Such a procedure has been criticized by other courts and commentators. In State in Interest of M.S., 73 N.J. 238, 374 A.2d 445 (1977), the New Jersey Supreme Court vacated delinquency adjudications against four “status offenders” whose crimes consisted of leaving a shelter care facility without permission, an offense the trial court labeled criminal “escape.” The court noted that:
[t]he unauthorized leaving of a shelter is symptomatic of the very problem for which shelter care is being provided. It would be incongruous to classify a juvenile as a delinquent for the same kind of conduct which under the Act constitutes him or her as being in need of supervision only.

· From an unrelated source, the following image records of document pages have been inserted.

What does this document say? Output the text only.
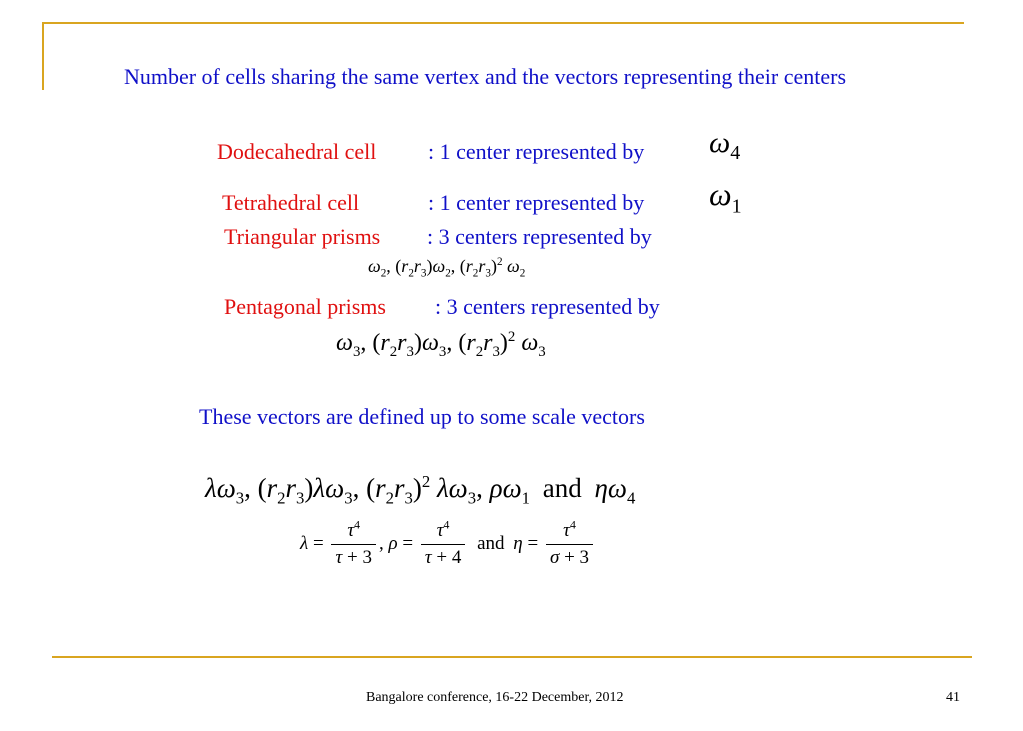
Number of cells sharing the same vertex and the vectors representing their centers
Dodecahedral cell : 1 center represented by $\omega_4$
Tetrahedral cell	: 1 center represented by $\omega_1$
Triangular prisms : 3 centers represented by
$\omega_2$, $(r_2r_3)\omega_2$, $(r_2r_3)^2$ $\omega_2$
Pentagonal prisms : 3 centers represented by
$\omega_3$, $(r_2r_3)\omega_3$, $(r_2r_3)^2$ $\omega_3$
These vectors are defined up to some scale vectors
$\lambda\omega_3$, $(r_2r_3)\lambda\omega_3$, $(r_2r_3)^2$ $\lambda\omega_3$, $\rho\omega_1$ and $\eta\omega_4$
$\lambda = \frac{\tau^4}{\tau + 3}$ , $\rho = \frac{\tau^4}{\tau + 4}$ and $\eta = \frac{\tau^4}{\sigma + 3}$
Bangalore conference, 16-22 December, 2012	41
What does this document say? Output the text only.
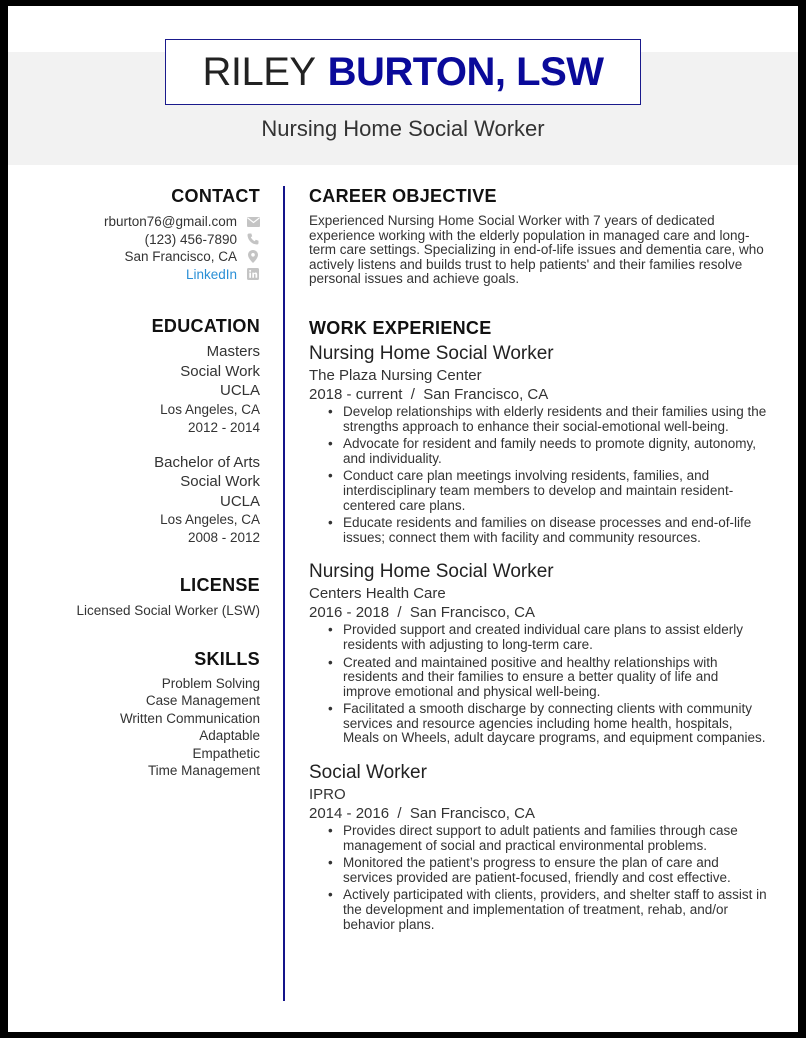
RILEY BURTON, LSW
Nursing Home Social Worker
CONTACT
rburton76@gmail.com
(123) 456-7890
San Francisco, CA
LinkedIn
EDUCATION
Masters
Social Work
UCLA
Los Angeles, CA
2012 - 2014
Bachelor of Arts
Social Work
UCLA
Los Angeles, CA
2008 - 2012
LICENSE
Licensed Social Worker (LSW)
SKILLS
Problem Solving
Case Management
Written Communication
Adaptable
Empathetic
Time Management
CAREER OBJECTIVE
Experienced Nursing Home Social Worker with 7 years of dedicated experience working with the elderly population in managed care and long-term care settings. Specializing in end-of-life issues and dementia care, who actively listens and builds trust to help patients' and their families resolve personal issues and achieve goals.
WORK EXPERIENCE
Nursing Home Social Worker
The Plaza Nursing Center
2018 - current  /  San Francisco, CA
• Develop relationships with elderly residents and their families using the strengths approach to enhance their social-emotional well-being.
• Advocate for resident and family needs to promote dignity, autonomy, and individuality.
• Conduct care plan meetings involving residents, families, and interdisciplinary team members to develop and maintain resident-centered care plans.
• Educate residents and families on disease processes and end-of-life issues; connect them with facility and community resources.
Nursing Home Social Worker
Centers Health Care
2016 - 2018  /  San Francisco, CA
• Provided support and created individual care plans to assist elderly residents with adjusting to long-term care.
• Created and maintained positive and healthy relationships with residents and their families to ensure a better quality of life and improve emotional and physical well-being.
• Facilitated a smooth discharge by connecting clients with community services and resource agencies including home health, hospitals, Meals on Wheels, adult daycare programs, and equipment companies.
Social Worker
IPRO
2014 - 2016  /  San Francisco, CA
• Provides direct support to adult patients and families through case management of social and practical environmental problems.
• Monitored the patient’s progress to ensure the plan of care and services provided are patient-focused, friendly and cost effective.
• Actively participated with clients, providers, and shelter staff to assist in the development and implementation of treatment, rehab, and/or behavior plans.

*70973 N.J. at 244—45, 374 A.2d at 448. Similarly, the California Court in In re Ronald S., 69 Cal.App.3d 866, 138 Cal.Rptr. 387 (1977) criticized as “bootstrapping” the lower court’s procedure by which a 13-year-old offender who ran away from a court-ordered shelter was charged with contempt, a criminal violation justifying secure detention. See also Matter of Mary D., 95 Cal.App.3d 34, 156 Cal.Rptr. 829 (1979). In North Carolina, where recent legislation forbids forcible confinement of juveniles charged with status offenses, one judge has cited these juveniles for contempt of court and sentenced them to solitary confinement in the local jail. This procedure has been criticized sharply and termed “unusual and highly controversial.” B. Stuart, Solitary, Jail Terms for NC Youth, III Change II (Law Enforcement Assistant Administration publication) (1979) reprinted in Community Corrections Scene 6 (Washington County, Minnesota, Department of Community Corrections publication) (1980).
Minn. Stat. § 260.173, subd. 3(c) (1978) provides clearly that even those juveniles, such as those before us, who have violated the terms of their probation orders, are not to be physically confined. Courts should not, by their inherent contempt powers to enforce the terms of their orders, incarcerate a child for the very conduct which under the statute constitutes him or her as being in need of supervision only.